Then $$\begin{align} (6)&\Longleftrightarrow VU^{-1}\mathbf{p} = \begin{pmatrix} c_1t^{\beta_1} \\ c_2t^{\beta_2} \\ \cdot \cdot \cdot\\ c_dt^{\beta_d} \\ \end{pmatrix} \\ &\Longleftrightarrow VU^{-1}\Gamma^{-1}\mathbf{z} = \begin{pmatrix} c_1t^{\beta_1} \\ c_2t^{\beta_2} \\ \cdot \cdot \cdot\\ c_dt^{\beta_d} \\ \end{pmatrix} \\ &\Longleftrightarrow \Gamma^{-1}VU^{-1}\mathbf{z} = \begin{pmatrix} c_1t^{\beta_1} \\ c_2t^{\beta_2} \\ \cdot \cdot \cdot\\ c_dt^{\beta_d} \\ \end{pmatrix} \qquad \text{as } \Gamma \text{ is diagonal matrix}\\ &\Longleftrightarrow VU^{-1}U\mathbf{y} = \Gamma\begin{pmatrix} c_1t^{\beta_1} \\ c_2t^{\beta_2} \\ \cdot \cdot \cdot\\ c_dt^{\beta_d} \\ \end{pmatrix} \\ &\Longleftrightarrow \color{red}{\mathbf{y} = V^{-1} \begin{pmatrix} c_1t^{\beta_1} e^{\lambda_1 t}\\ c_2t^{\beta_2}e^{\lambda_2 t} \\ \cdot \cdot \cdot\\ c_dt^{\beta_d}e^{\lambda_d t} \\ \end{pmatrix}} \tag{7} \\ \end{align}$$ with $V$ the matrix of eigenvectors defined by $A_1 = VHV^{-1}$.

$(7)$ is the more accurate solution than the one in your Prop.1. If we seek only the most major term for each $y_i(t)$, then we can do as follows

$$\color{red}{y_i(t) = \sum_{j=1}^d v_{ij}c_jt^{\beta_j}e^{\lambda_j t}} \sim v_{i\color{blue}{g}(i)}c_{\color{blue}{g}(i)} t^{\beta_{\color{blue}{g}(i)}}e^{\lambda{_\color{blue}{g}(i)} t} \qquad \forall i=1,...,d $$

with $\color{blue}{g}(i) =\underset{j=1,...,d}{\operatorname{argmax}} \{\lambda_j | v_{ij}c_j \ne 0\}$.
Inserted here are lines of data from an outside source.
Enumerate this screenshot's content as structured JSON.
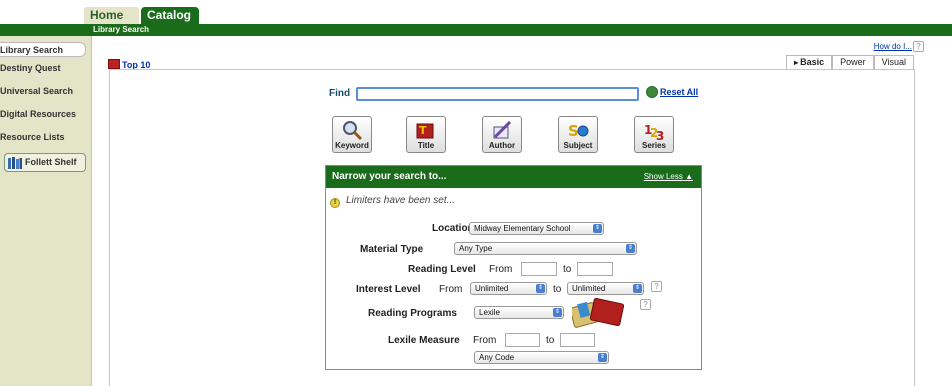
{
  "nav": {
    "tabs": [
      {
        "label": "Home"
      },
      {
        "label": "Catalog"
      }
    ],
    "subtab": "Library Search"
  },
  "sidebar": {
    "items": [
      {
        "label": "Library Search"
      },
      {
        "label": "Destiny Quest"
      },
      {
        "label": "Universal Search"
      },
      {
        "label": "Digital Resources"
      },
      {
        "label": "Resource Lists"
      }
    ],
    "follett_label": "Follett Shelf"
  },
  "header": {
    "top10": "Top 10",
    "how_do_i": "How do I...",
    "help": "?",
    "modes": [
      {
        "label": "Basic"
      },
      {
        "label": "Power"
      },
      {
        "label": "Visual"
      }
    ]
  },
  "search": {
    "find_label": "Find",
    "find_value": "",
    "reset_label": "Reset All",
    "buttons": [
      {
        "label": "Keyword"
      },
      {
        "label": "Title"
      },
      {
        "label": "Author"
      },
      {
        "label": "Subject"
      },
      {
        "label": "Series"
      }
    ]
  },
  "narrow": {
    "title": "Narrow your search to...",
    "show_less": "Show Less",
    "limiters_note": "Limiters have been set...",
    "location_label": "Location",
    "location_value": "Midway Elementary School",
    "material_label": "Material Type",
    "material_value": "Any Type",
    "reading_level_label": "Reading Level",
    "from": "From",
    "to": "to",
    "interest_label": "Interest Level",
    "interest_from_value": "Unlimited",
    "interest_to_value": "Unlimited",
    "programs_label": "Reading Programs",
    "programs_value": "Lexile",
    "lexile_label": "Lexile Measure",
    "code_value": "Any Code"
  },
  "colors": {
    "nav_green": "#1a6b1a",
    "sidebar_bg": "#e4e4c8",
    "link_blue": "#0033aa"
  }
}
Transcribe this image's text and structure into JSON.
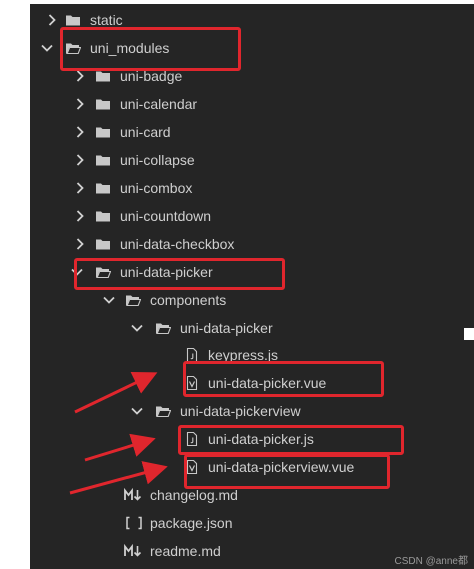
{
  "tree": {
    "items": [
      {
        "label": "static",
        "icon": "folder-icon",
        "chevron": "right"
      },
      {
        "label": "uni_modules",
        "icon": "folder-open-icon",
        "chevron": "down"
      },
      {
        "label": "uni-badge",
        "icon": "folder-icon",
        "chevron": "right"
      },
      {
        "label": "uni-calendar",
        "icon": "folder-icon",
        "chevron": "right"
      },
      {
        "label": "uni-card",
        "icon": "folder-icon",
        "chevron": "right"
      },
      {
        "label": "uni-collapse",
        "icon": "folder-icon",
        "chevron": "right"
      },
      {
        "label": "uni-combox",
        "icon": "folder-icon",
        "chevron": "right"
      },
      {
        "label": "uni-countdown",
        "icon": "folder-icon",
        "chevron": "right"
      },
      {
        "label": "uni-data-checkbox",
        "icon": "folder-icon",
        "chevron": "right"
      },
      {
        "label": "uni-data-picker",
        "icon": "folder-open-icon",
        "chevron": "down"
      },
      {
        "label": "components",
        "icon": "folder-open-icon",
        "chevron": "down"
      },
      {
        "label": "uni-data-picker",
        "icon": "folder-open-icon",
        "chevron": "down"
      },
      {
        "label": "keypress.js",
        "icon": "js-file-icon",
        "chevron": "none"
      },
      {
        "label": "uni-data-picker.vue",
        "icon": "vue-file-icon",
        "chevron": "none"
      },
      {
        "label": "uni-data-pickerview",
        "icon": "folder-open-icon",
        "chevron": "down"
      },
      {
        "label": "uni-data-picker.js",
        "icon": "js-file-icon",
        "chevron": "none"
      },
      {
        "label": "uni-data-pickerview.vue",
        "icon": "vue-file-icon",
        "chevron": "none"
      },
      {
        "label": "changelog.md",
        "icon": "markdown-file-icon",
        "chevron": "none"
      },
      {
        "label": "package.json",
        "icon": "json-file-icon",
        "chevron": "none"
      },
      {
        "label": "readme.md",
        "icon": "markdown-file-icon",
        "chevron": "none"
      }
    ]
  },
  "watermark": "CSDN @anne都",
  "colors": {
    "tree_background": "#252525",
    "text": "#cfcfcf",
    "icon": "#c8c8c8",
    "annotation_red": "#e0262d"
  }
}
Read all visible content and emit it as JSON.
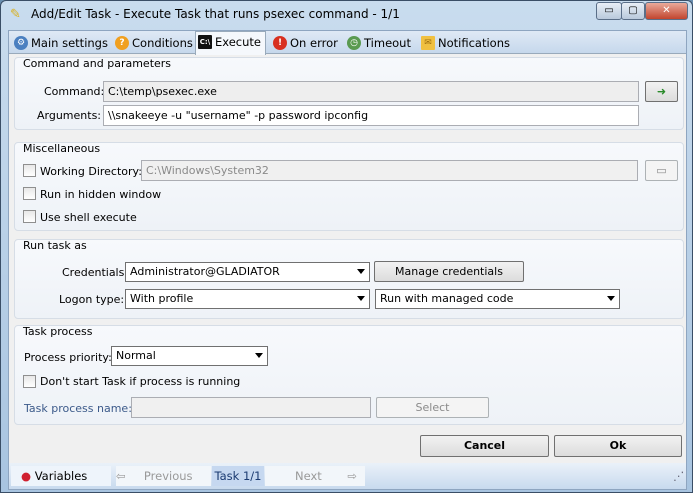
{
  "window": {
    "title": "Add/Edit Task - Execute Task that runs psexec command - 1/1"
  },
  "tabs": [
    {
      "label": "Main settings",
      "icon": "gear-icon"
    },
    {
      "label": "Conditions",
      "icon": "question-icon"
    },
    {
      "label": "Execute",
      "icon": "console-icon"
    },
    {
      "label": "On error",
      "icon": "error-icon"
    },
    {
      "label": "Timeout",
      "icon": "clock-icon"
    },
    {
      "label": "Notifications",
      "icon": "mail-icon"
    }
  ],
  "command_group": {
    "title": "Command and parameters",
    "command_label": "Command:",
    "command_value": "C:\\temp\\psexec.exe",
    "arguments_label": "Arguments:",
    "arguments_value": "\\\\snakeeye -u \"username\" -p password ipconfig"
  },
  "misc_group": {
    "title": "Miscellaneous",
    "working_dir_label": "Working Directory:",
    "working_dir_value": "C:\\Windows\\System32",
    "hidden_label": "Run in hidden window",
    "shell_label": "Use shell execute"
  },
  "runas_group": {
    "title": "Run task as",
    "credentials_label": "Credentials:",
    "credentials_value": "Administrator@GLADIATOR",
    "manage_label": "Manage credentials",
    "logon_label": "Logon type:",
    "logon_value": "With profile",
    "code_value": "Run with managed code"
  },
  "process_group": {
    "title": "Task process",
    "priority_label": "Process priority:",
    "priority_value": "Normal",
    "dont_start_label": "Don't start Task if process is running",
    "process_name_label": "Task process name:",
    "process_name_value": "",
    "select_label": "Select"
  },
  "buttons": {
    "cancel": "Cancel",
    "ok": "Ok"
  },
  "status": {
    "variables": "Variables",
    "previous": "Previous",
    "task": "Task 1/1",
    "next": "Next"
  }
}
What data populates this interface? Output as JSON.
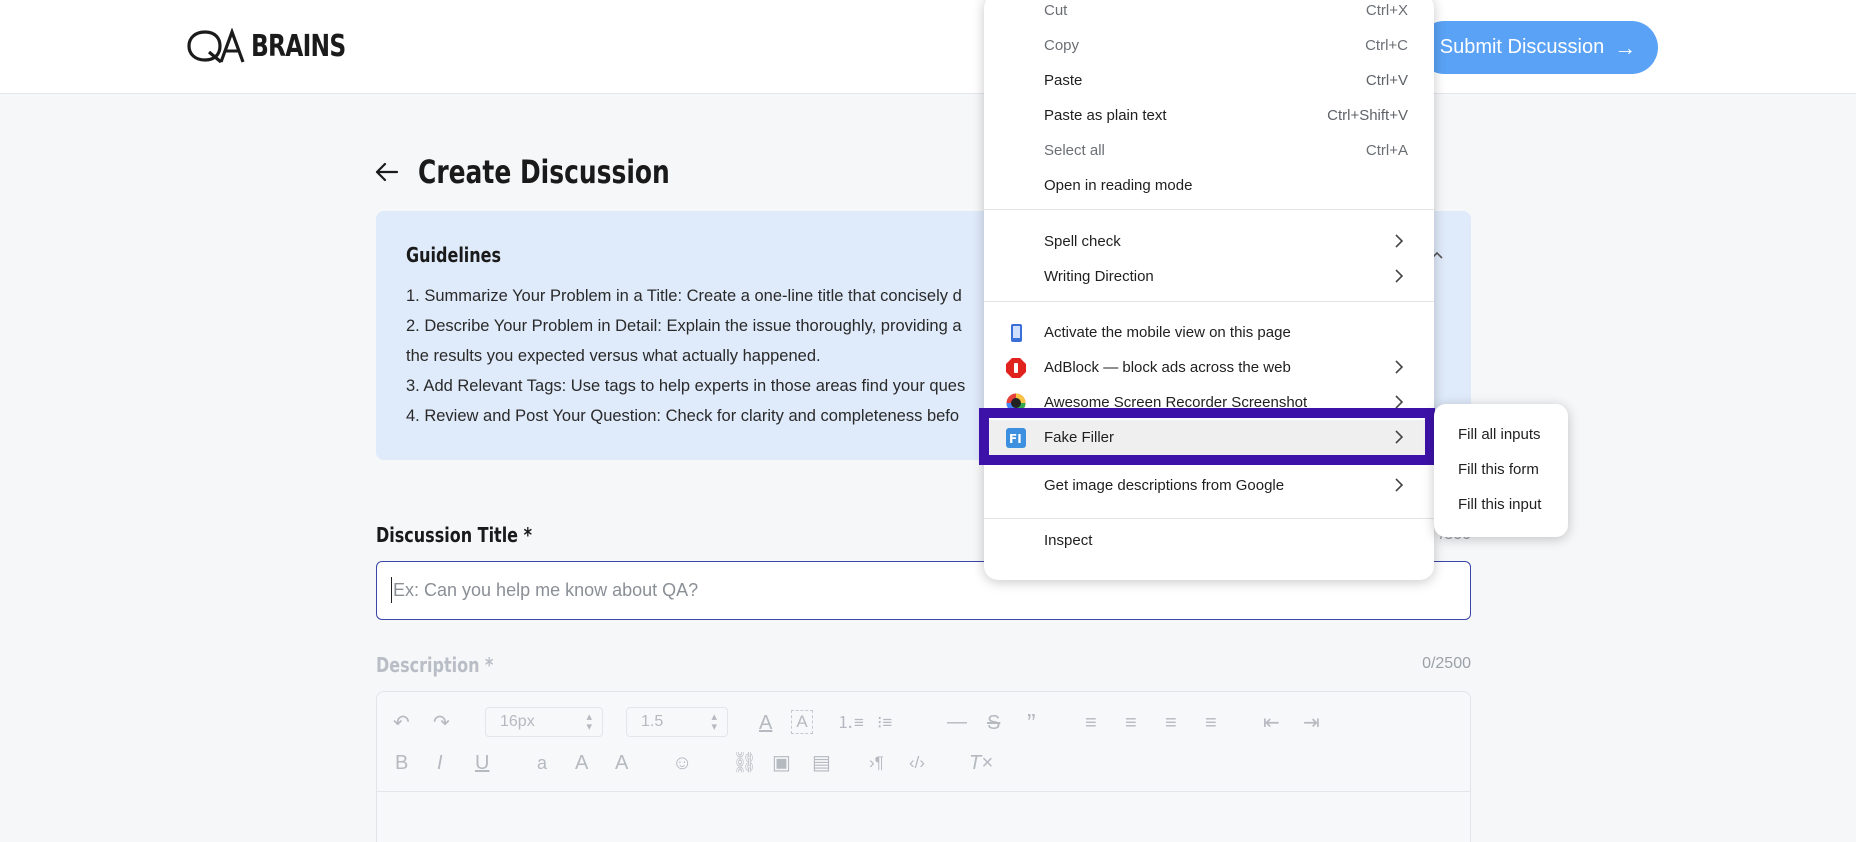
{
  "header": {
    "logo_text": "BRAINS",
    "submit_label": "Submit Discussion"
  },
  "page": {
    "title": "Create Discussion"
  },
  "guidelines": {
    "heading": "Guidelines",
    "lines": [
      "1. Summarize Your Problem in a Title: Create a one-line title that concisely d",
      "2. Describe Your Problem in Detail: Explain the issue thoroughly, providing a",
      "the results you expected versus what actually happened.",
      "3. Add Relevant Tags: Use tags to help experts in those areas find your ques",
      "4. Review and Post Your Question: Check for clarity and completeness befo"
    ]
  },
  "title_field": {
    "label": "Discussion Title *",
    "counter": "/300",
    "placeholder": "Ex: Can you help me know about QA?",
    "value": ""
  },
  "description_field": {
    "label": "Description *",
    "counter": "0/2500",
    "font_size": "16px",
    "line_height": "1.5"
  },
  "context_menu": {
    "items": [
      {
        "label": "Cut",
        "shortcut": "Ctrl+X",
        "dim": true
      },
      {
        "label": "Copy",
        "shortcut": "Ctrl+C",
        "dim": true
      },
      {
        "label": "Paste",
        "shortcut": "Ctrl+V",
        "dim": false
      },
      {
        "label": "Paste as plain text",
        "shortcut": "Ctrl+Shift+V",
        "dim": false
      },
      {
        "label": "Select all",
        "shortcut": "Ctrl+A",
        "dim": true
      },
      {
        "label": "Open in reading mode",
        "shortcut": "",
        "dim": false
      },
      {
        "label": "Spell check",
        "submenu": true
      },
      {
        "label": "Writing Direction",
        "submenu": true
      },
      {
        "label": "Activate the mobile view on this page",
        "icon": "mobile-view-icon"
      },
      {
        "label": "AdBlock — block ads across the web",
        "icon": "adblock-icon",
        "submenu": true
      },
      {
        "label": "Awesome Screen Recorder  Screenshot",
        "icon": "screen-recorder-icon",
        "submenu": true
      },
      {
        "label": "Fake Filler",
        "icon": "fake-filler-icon",
        "submenu": true,
        "highlighted": true
      },
      {
        "label": "Get image descriptions from Google",
        "submenu": true
      },
      {
        "label": "Inspect"
      }
    ],
    "highlight_color": "#3d12a8"
  },
  "submenu": {
    "items": [
      "Fill all inputs",
      "Fill this form",
      "Fill this input"
    ]
  },
  "colors": {
    "accent": "#5aa2f5",
    "guidelines_bg": "#dfeafa",
    "input_border": "#3a46a8"
  }
}
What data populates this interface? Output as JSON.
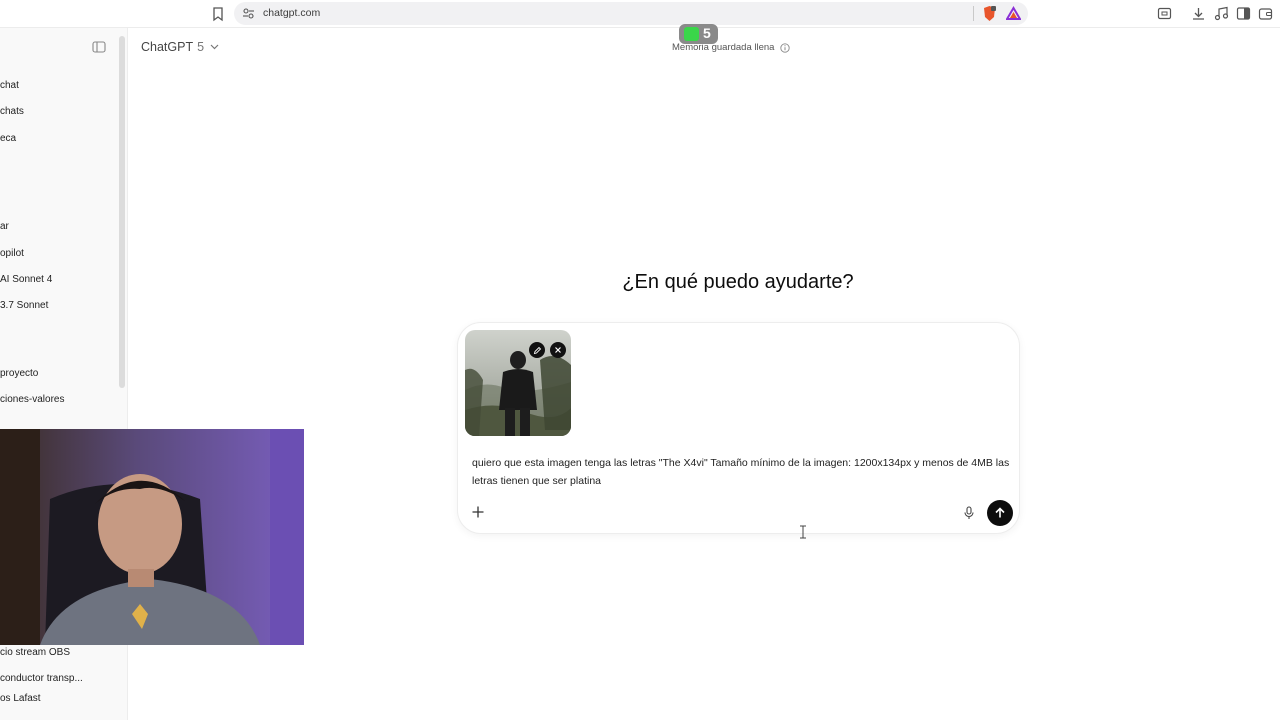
{
  "browser": {
    "url": "chatgpt.com",
    "colors": {
      "shield": "#e8552c",
      "rewards": "#8b2fd6"
    }
  },
  "sidebar": {
    "items_top": [
      {
        "label": "chat"
      },
      {
        "label": "chats"
      },
      {
        "label": "eca"
      },
      {
        "label": "ar"
      },
      {
        "label": "opilot"
      },
      {
        "label": "AI Sonnet 4"
      },
      {
        "label": "3.7 Sonnet"
      },
      {
        "label": "proyecto"
      },
      {
        "label": "ciones-valores"
      }
    ],
    "items_bottom": [
      {
        "label": "cio stream OBS"
      },
      {
        "label": "conductor transp..."
      },
      {
        "label": "os Lafast"
      }
    ]
  },
  "header": {
    "model_name": "ChatGPT",
    "model_version": "5",
    "memory_status": "Memoria guardada llena",
    "overlay_number": "5"
  },
  "main": {
    "title": "¿En qué puedo ayudarte?",
    "composer": {
      "text": "quiero que esta imagen tenga las letras \"The X4vi\" Tamaño mínimo de la imagen: 1200x134px y menos de 4MB las letras tienen que ser platina"
    }
  },
  "colors": {
    "send_button": "#0d0d0d",
    "sidebar_bg": "#f9f9f9",
    "overlay_green": "#3ad64a"
  }
}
Remark: if all the coefficients $v_{ij}, c_j$ for $1\le i,j \le d$ are not $0$, then for all $i=1,...,d$, we have $\color{blue}{g}(i) = \color{blue}{g} =\underset{j=1,...,d}{\operatorname{argmax}} \{\lambda_j \}$ be the index $j^{th}$ such that $\lambda_j=\color{purple}{\lambda}$ (the P.E eigenvalue), and so we have $$y_i(t) \sim v_{i\color{blue}{g}}c_\color{blue}{g} t^{\beta_\color{blue}{g}}e^{\color{purple}{\lambda} t} \qquad \forall i=1,...,d $$